‘We are struggling’: US mountain states battle wildfires despite impending winter

Wildfires spread by strong winds tore across Wyoming, Montana and Colorado, rocking the mountain states even as they prepare for winter.

With temperatures forecast at just above freezing this week in Colorado, a fire burning roughly 50 miles from Denver forced evacuations and sent plumes of smoke toward the eastern plains. The Kruger Rock fire erupted after strong winds pushed a tree on to a power line. The fire spread quickly through the steep forested area covered in pine and scrub brush. Winds gusting at 45 mph (73 km/h) fanned the fire slowly eastward while local fire crews struggled to gain access.

A pilot was killed Tuesday night when a fixed-wing plane – which had never before been used to fight fire at night – crashed in the rough terrain.

Fires also forced evacuations in northern Wyoming and south-central Montana, with deputies in some areas going door-to-door warning residents to flee.

One person died in Wyoming, though officials did not release any information on how the death occurred. Kristie Hoffert, medical chief for the Clark fire district, said the person who died was a family member of a firefighter. “It hits incredibly close to home for our department”, she told the Cody Enterprise on Tuesday. “We are struggling.”

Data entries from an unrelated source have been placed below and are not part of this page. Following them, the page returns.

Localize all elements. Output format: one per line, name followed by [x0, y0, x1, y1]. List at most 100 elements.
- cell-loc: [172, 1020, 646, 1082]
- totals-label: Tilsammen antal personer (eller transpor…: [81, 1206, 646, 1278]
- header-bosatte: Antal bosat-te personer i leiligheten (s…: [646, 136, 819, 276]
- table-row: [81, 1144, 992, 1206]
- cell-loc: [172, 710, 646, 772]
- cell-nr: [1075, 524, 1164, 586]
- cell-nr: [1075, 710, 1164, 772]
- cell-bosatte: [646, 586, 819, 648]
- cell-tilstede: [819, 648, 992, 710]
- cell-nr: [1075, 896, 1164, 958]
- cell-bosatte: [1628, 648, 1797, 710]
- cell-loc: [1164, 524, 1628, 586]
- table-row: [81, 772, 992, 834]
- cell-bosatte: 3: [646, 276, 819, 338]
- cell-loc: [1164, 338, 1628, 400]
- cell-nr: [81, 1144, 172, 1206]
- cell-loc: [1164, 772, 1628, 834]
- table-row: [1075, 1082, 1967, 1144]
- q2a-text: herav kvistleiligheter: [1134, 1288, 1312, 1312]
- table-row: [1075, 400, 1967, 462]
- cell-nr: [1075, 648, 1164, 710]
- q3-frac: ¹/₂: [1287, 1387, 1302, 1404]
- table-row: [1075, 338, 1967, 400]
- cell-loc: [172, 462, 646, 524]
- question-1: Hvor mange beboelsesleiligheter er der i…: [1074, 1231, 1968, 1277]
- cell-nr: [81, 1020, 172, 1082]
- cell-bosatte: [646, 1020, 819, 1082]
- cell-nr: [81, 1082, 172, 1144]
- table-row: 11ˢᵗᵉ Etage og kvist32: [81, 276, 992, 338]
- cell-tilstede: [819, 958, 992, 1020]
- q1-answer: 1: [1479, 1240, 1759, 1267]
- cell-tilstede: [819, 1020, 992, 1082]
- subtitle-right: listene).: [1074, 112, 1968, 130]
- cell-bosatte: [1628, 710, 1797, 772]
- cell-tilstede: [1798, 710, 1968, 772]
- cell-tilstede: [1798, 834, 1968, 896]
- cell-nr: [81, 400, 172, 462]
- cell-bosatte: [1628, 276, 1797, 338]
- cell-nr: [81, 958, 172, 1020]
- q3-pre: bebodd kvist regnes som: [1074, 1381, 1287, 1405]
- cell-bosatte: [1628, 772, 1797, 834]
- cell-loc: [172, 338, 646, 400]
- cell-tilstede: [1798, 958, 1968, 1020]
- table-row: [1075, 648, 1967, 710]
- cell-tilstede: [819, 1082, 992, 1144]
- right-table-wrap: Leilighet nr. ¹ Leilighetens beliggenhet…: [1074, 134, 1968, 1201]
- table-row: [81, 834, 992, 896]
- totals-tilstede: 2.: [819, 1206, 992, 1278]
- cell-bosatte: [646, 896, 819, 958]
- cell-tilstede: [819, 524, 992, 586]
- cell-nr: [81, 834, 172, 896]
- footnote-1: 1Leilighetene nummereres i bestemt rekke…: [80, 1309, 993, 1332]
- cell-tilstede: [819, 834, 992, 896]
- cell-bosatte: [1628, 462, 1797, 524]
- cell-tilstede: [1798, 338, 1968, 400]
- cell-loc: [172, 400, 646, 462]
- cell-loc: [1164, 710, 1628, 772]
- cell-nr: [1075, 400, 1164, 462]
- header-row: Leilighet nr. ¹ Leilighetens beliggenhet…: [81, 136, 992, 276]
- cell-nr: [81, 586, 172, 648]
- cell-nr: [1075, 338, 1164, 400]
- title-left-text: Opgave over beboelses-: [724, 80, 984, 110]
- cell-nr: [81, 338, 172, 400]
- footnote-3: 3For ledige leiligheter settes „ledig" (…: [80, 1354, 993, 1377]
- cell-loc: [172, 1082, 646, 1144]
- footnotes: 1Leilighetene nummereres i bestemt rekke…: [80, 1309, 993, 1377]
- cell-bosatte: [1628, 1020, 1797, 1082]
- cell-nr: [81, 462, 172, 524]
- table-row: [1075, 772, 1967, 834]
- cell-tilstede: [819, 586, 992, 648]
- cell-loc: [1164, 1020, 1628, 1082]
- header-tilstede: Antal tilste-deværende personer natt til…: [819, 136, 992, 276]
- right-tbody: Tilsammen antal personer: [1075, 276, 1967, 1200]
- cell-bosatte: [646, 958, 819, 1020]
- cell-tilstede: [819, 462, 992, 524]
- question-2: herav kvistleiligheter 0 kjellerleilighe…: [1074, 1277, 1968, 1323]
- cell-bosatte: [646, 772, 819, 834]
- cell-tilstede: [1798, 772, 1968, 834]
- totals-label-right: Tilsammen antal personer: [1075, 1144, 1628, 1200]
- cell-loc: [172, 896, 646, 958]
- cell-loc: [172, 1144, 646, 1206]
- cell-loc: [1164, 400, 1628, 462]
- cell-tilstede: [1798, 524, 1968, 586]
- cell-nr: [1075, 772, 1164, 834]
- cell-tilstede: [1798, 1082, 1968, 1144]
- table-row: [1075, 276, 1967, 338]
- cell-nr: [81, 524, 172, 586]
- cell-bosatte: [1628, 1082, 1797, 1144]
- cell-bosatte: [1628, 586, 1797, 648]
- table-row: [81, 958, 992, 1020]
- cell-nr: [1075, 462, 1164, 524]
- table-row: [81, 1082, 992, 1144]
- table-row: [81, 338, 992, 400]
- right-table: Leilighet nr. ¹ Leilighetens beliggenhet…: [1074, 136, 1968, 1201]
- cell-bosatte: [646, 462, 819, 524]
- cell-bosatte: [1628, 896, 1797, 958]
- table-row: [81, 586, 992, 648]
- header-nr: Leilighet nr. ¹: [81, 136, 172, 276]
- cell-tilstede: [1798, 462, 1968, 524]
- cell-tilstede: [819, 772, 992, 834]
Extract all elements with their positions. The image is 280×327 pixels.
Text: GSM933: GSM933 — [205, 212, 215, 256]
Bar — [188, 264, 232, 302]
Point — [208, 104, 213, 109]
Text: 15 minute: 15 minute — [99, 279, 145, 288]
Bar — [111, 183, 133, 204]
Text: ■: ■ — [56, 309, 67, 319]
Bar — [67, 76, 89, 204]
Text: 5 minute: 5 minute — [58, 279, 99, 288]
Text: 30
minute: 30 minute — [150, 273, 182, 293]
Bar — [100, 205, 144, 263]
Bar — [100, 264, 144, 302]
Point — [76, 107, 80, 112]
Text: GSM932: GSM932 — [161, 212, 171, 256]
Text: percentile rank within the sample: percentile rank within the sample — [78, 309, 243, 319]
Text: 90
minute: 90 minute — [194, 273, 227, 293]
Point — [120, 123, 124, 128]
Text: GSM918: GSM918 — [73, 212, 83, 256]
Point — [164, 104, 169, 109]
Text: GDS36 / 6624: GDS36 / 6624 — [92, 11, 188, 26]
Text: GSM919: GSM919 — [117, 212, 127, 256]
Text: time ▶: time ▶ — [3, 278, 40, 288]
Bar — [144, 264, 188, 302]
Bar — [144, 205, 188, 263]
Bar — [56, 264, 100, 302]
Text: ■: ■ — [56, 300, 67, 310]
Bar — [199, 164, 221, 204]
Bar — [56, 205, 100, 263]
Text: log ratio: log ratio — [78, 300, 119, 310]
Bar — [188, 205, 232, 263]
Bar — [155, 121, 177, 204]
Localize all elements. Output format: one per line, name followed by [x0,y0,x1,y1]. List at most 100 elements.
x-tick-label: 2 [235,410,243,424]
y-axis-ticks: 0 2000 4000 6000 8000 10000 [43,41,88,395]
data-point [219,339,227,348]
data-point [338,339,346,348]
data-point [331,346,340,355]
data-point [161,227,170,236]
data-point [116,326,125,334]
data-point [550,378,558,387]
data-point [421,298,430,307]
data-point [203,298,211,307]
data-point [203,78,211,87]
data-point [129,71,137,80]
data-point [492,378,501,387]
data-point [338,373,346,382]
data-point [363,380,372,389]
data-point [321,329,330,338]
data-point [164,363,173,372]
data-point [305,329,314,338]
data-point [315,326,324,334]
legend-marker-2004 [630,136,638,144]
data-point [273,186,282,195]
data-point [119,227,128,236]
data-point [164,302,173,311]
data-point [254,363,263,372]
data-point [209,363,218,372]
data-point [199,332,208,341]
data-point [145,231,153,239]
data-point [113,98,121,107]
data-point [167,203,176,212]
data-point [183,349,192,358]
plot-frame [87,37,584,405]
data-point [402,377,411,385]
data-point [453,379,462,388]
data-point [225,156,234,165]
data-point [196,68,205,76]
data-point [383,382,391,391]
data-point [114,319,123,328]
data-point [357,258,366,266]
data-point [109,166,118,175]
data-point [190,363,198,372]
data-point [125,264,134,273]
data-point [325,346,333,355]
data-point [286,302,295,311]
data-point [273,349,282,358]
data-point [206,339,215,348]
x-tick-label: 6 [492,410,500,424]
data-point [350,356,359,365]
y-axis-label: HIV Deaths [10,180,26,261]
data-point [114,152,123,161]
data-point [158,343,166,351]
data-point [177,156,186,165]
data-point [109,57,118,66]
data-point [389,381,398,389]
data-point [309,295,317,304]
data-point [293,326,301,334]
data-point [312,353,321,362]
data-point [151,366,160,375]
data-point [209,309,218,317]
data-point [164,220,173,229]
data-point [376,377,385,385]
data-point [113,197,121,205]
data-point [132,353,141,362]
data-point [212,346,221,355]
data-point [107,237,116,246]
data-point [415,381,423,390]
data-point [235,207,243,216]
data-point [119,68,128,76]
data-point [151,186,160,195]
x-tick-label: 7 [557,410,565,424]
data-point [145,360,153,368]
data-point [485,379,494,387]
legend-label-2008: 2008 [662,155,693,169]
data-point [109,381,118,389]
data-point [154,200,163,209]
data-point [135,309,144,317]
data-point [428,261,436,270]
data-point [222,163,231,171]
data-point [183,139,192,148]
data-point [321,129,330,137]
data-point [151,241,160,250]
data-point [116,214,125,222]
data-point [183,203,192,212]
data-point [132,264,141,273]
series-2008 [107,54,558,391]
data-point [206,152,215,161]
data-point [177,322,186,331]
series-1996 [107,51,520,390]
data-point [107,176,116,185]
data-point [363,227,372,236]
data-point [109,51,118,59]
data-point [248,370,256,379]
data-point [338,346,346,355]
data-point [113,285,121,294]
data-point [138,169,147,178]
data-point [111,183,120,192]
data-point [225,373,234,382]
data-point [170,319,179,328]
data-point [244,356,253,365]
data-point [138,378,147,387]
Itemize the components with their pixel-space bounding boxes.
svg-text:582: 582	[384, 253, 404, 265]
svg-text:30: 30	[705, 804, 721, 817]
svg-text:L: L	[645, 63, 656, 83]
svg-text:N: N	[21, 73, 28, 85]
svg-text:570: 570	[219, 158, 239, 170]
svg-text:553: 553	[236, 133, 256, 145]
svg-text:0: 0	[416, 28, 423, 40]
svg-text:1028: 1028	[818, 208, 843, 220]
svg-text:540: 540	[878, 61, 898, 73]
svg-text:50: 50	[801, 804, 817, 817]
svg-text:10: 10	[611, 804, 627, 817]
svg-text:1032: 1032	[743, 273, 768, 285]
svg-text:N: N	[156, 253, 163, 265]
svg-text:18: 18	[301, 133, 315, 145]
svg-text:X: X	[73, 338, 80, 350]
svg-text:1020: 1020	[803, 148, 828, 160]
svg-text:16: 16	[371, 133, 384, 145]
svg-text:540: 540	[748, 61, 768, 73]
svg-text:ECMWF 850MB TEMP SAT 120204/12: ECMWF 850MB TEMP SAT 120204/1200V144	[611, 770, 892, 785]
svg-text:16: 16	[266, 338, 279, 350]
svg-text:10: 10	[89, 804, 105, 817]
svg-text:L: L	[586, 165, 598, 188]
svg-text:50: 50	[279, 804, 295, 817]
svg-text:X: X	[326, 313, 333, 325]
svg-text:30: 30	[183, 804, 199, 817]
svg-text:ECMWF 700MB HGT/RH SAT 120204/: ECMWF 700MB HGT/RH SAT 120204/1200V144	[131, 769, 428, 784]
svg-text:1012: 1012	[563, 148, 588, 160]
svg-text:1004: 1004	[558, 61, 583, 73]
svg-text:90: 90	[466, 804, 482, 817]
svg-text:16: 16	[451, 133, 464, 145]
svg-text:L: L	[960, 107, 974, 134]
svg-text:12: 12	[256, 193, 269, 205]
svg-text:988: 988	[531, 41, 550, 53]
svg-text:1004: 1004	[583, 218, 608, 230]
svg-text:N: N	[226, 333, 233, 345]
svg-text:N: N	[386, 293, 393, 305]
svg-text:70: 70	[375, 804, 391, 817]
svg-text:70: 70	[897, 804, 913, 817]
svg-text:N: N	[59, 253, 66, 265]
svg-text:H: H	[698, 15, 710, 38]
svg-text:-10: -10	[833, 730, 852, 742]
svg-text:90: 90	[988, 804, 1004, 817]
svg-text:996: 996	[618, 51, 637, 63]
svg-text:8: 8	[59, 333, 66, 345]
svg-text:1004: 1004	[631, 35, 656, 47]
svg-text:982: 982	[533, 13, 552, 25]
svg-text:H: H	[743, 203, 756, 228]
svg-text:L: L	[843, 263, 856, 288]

In decades past, fire season in the mountainous west wrapped up in the months before the winter storms, typically concluding its siege by August or September. But the climate crisis has delivered hotter days and drier landscapes, with the risks extending deeper into spring and autumn.

“Colorado used to talk about a fire season”, the state’s governor, Jared Polis, said in April. “It’s now a year-round phenomena.”

Meanwhile, a historic drought and recent heat waves tied to the climate crisis have made wildfires harder to fight. Scientists say the climate crisis has made the region much warmer and drier in the past 30 years and will continue to make weather more extreme and wildfires more frequent and destructive.

The National Weather Service in Boulder said an approaching cold front could bring higher wind gusts to the area late Tuesday but lower temperatures just above freezing on Wednesday.